Thursday, March 01, 2007

Ten Weeks For Tart - Caution for Punter

From The Times:
A cyclist who picked up a prostitute on a street corner could not be prosecuted for kerb crawling because he was not in a car, a court was told yesterday.
The 21-year-old man paid Lesley Cole £20 for sex after stopping his bicycle in a red-light area. He wheeled his push bike to the rear of a nearby electricity substation in Boscombe, Dorset, and Cole followed.
Soon afterwards, the pair were spotted in a compromising position by a policeman and both were arrested.
The cyclist was let off when the officers checked the law on kerb crawling and realised that it states that an offender has to be in a motor car. Although people on foot can be prosecuted for kerb crawling under the Sexual Offences Act 1985, it must be proved that they have done so “persistently”.
Cole’s client was therefore released with a caution for outraging public decency.
Cole, 25, was charged with the same offence and was jailed for ten weeks.
Bournemouth Crown Court was told that Cole was caught as part of a crackdown on prostitution codenamed Operation Planet on October 5 last year. Although she was jailed she was released immediately because she had already served 89 days behind bars.
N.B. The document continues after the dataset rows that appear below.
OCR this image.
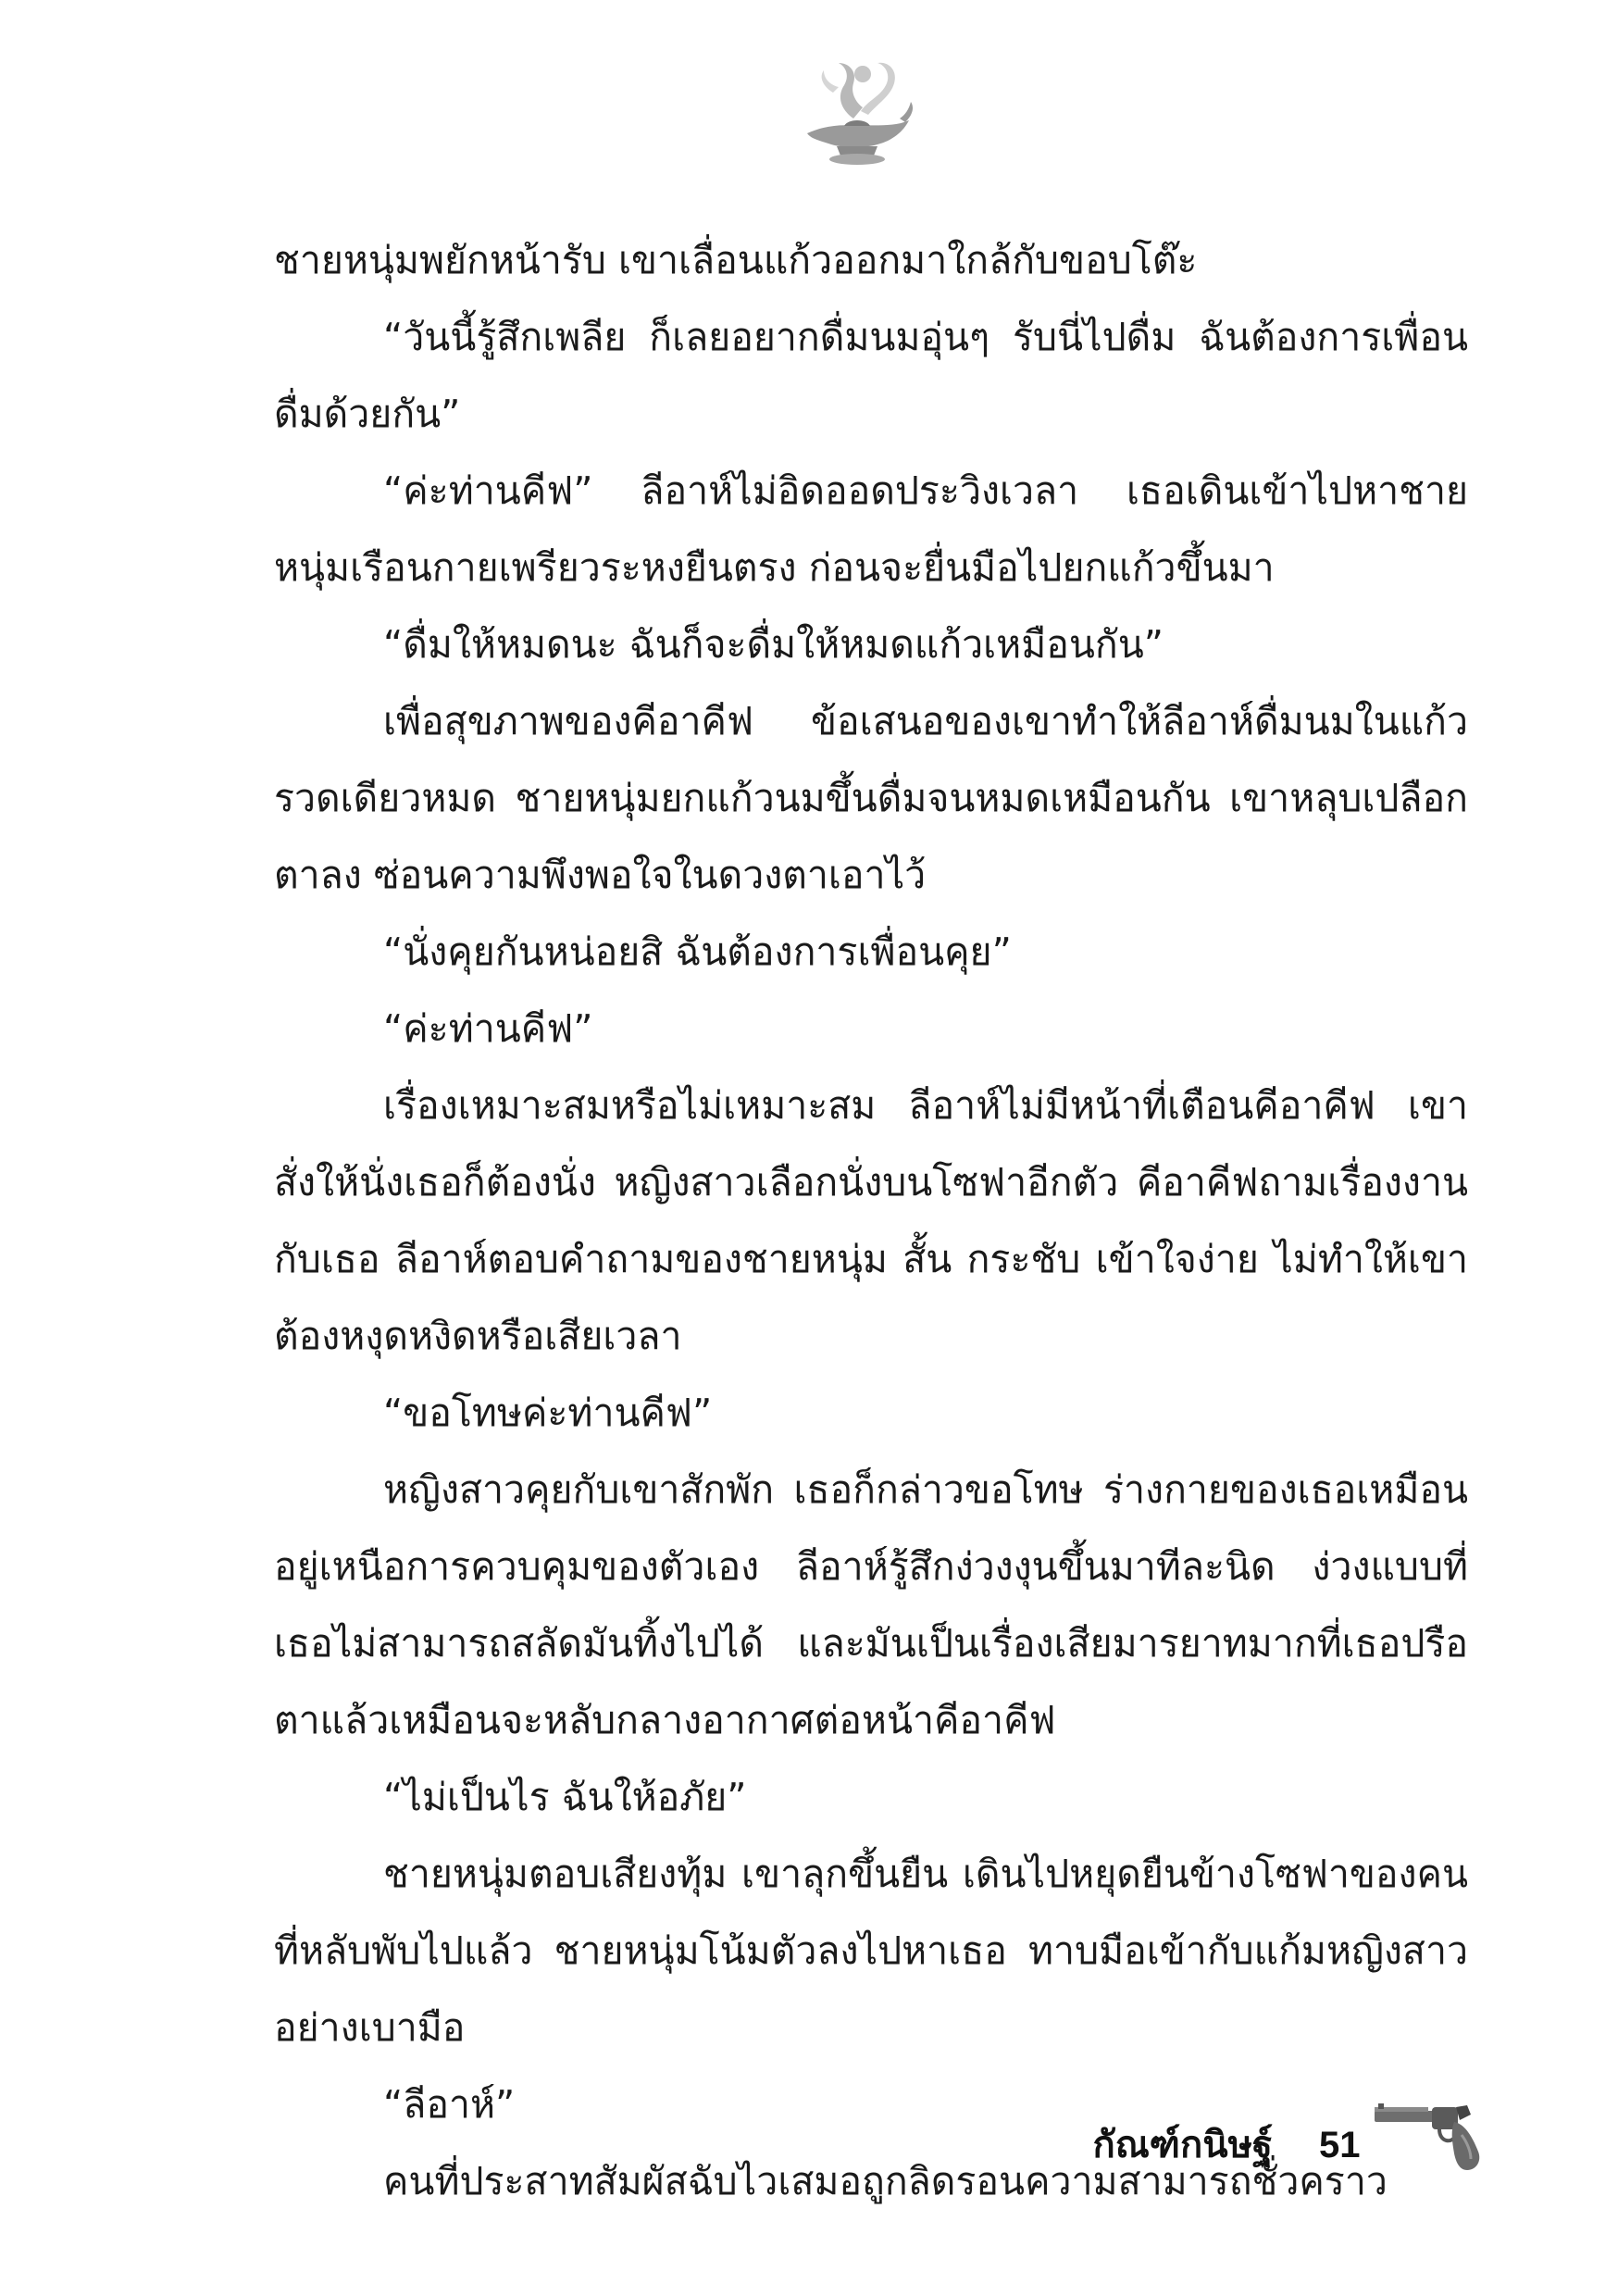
ชายหนุ่มพยักหน้ารับ เขาเลื่อนแก้วออกมาใกล้กับขอบโต๊ะ

“วันนี้รู้สึกเพลีย ก็เลยอยากดื่มนมอุ่นๆ รับนี่ไปดื่ม ฉันต้องการเพื่อนดื่มด้วยกัน”

“ค่ะท่านคีฟ” ลีอาห์ไม่อิดออดประวิงเวลา เธอเดินเข้าไปหาชายหนุ่มเรือนกายเพรียวระหงยืนตรง ก่อนจะยื่นมือไปยกแก้วขึ้นมา

“ดื่มให้หมดนะ ฉันก็จะดื่มให้หมดแก้วเหมือนกัน”

เพื่อสุขภาพของคีอาคีฟ ข้อเสนอของเขาทำให้ลีอาห์ดื่มนมในแก้วรวดเดียวหมด ชายหนุ่มยกแก้วนมขึ้นดื่มจนหมดเหมือนกัน เขาหลุบเปลือกตาลง ซ่อนความพึงพอใจในดวงตาเอาไว้

“นั่งคุยกันหน่อยสิ ฉันต้องการเพื่อนคุย”

“ค่ะท่านคีฟ”

เรื่องเหมาะสมหรือไม่เหมาะสม ลีอาห์ไม่มีหน้าที่เตือนคีอาคีฟ เขาสั่งให้นั่งเธอก็ต้องนั่ง หญิงสาวเลือกนั่งบนโซฟาอีกตัว คีอาคีฟถามเรื่องงานกับเธอ ลีอาห์ตอบคำถามของชายหนุ่ม สั้น กระชับ เข้าใจง่าย ไม่ทำให้เขาต้องหงุดหงิดหรือเสียเวลา

“ขอโทษค่ะท่านคีฟ”

หญิงสาวคุยกับเขาสักพัก เธอก็กล่าวขอโทษ ร่างกายของเธอเหมือนอยู่เหนือการควบคุมของตัวเอง ลีอาห์รู้สึกง่วงงุนขึ้นมาทีละนิด ง่วงแบบที่เธอไม่สามารถสลัดมันทิ้งไปได้ และมันเป็นเรื่องเสียมารยาทมากที่เธอปรือตาแล้วเหมือนจะหลับกลางอากาศต่อหน้าคีอาคีฟ

“ไม่เป็นไร ฉันให้อภัย”

ชายหนุ่มตอบเสียงทุ้ม เขาลุกขึ้นยืน เดินไปหยุดยืนข้างโซฟาของคนที่หลับพับไปแล้ว ชายหนุ่มโน้มตัวลงไปหาเธอ ทาบมือเข้ากับแก้มหญิงสาวอย่างเบามือ

“ลีอาห์”

คนที่ประสาทสัมผัสฉับไวเสมอถูกลิดรอนความสามารถชั่วคราว

กัณฑ์กนิษฐ์ 51
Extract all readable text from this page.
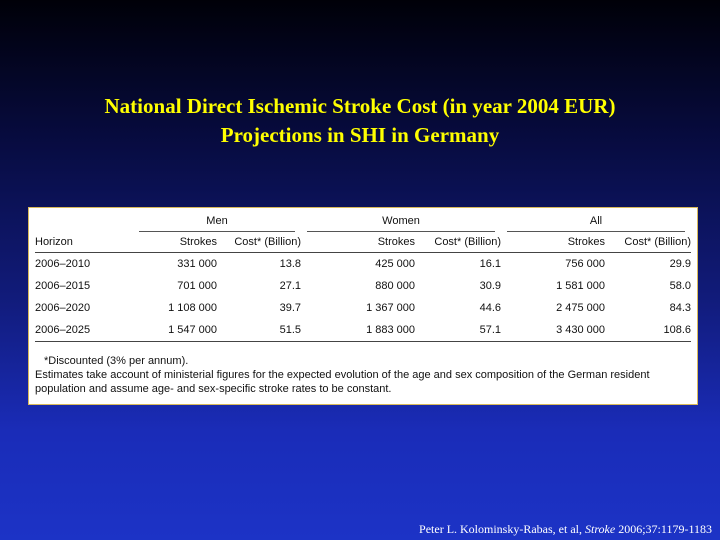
National Direct Ischemic Stroke Cost (in year 2004 EUR)
Projections in SHI in Germany

	Men		Women		All	

Horizon	Strokes	Cost* (Billion)	Strokes	Cost* (Billion)	Strokes	Cost* (Billion)
2006–2010	331 000	13.8	425 000	16.1	756 000	29.9
2006–2015	701 000	27.1	880 000	30.9	1 581 000	58.0
2006–2020	1 108 000	39.7	1 367 000	44.6	2 475 000	84.3
2006–2025	1 547 000	51.5	1 883 000	57.1	3 430 000	108.6
*Discounted (3% per annum).
Estimates take account of ministerial figures for the expected evolution of the age and sex composition of the German resident population and assume age- and sex-specific stroke rates to be constant.
Peter L. Kolominsky-Rabas, et al, Stroke 2006;37:1179-1183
Inspector Mark Kelly, of Boscombe police, said: “He was arrested at the time on suspicion of kerb crawling. But the law on kerb crawling states that it is a person in a motor vehicle, and a bike doesn’t count as a motor vehicle.
“There is another part of the Act whereby anybody can be guilty of kerb crawling with or without a car, but it has to be done persistently.
“Although in this case he solicited the woman for prostitution, he hadn’t done it persistently, and so received a caution.”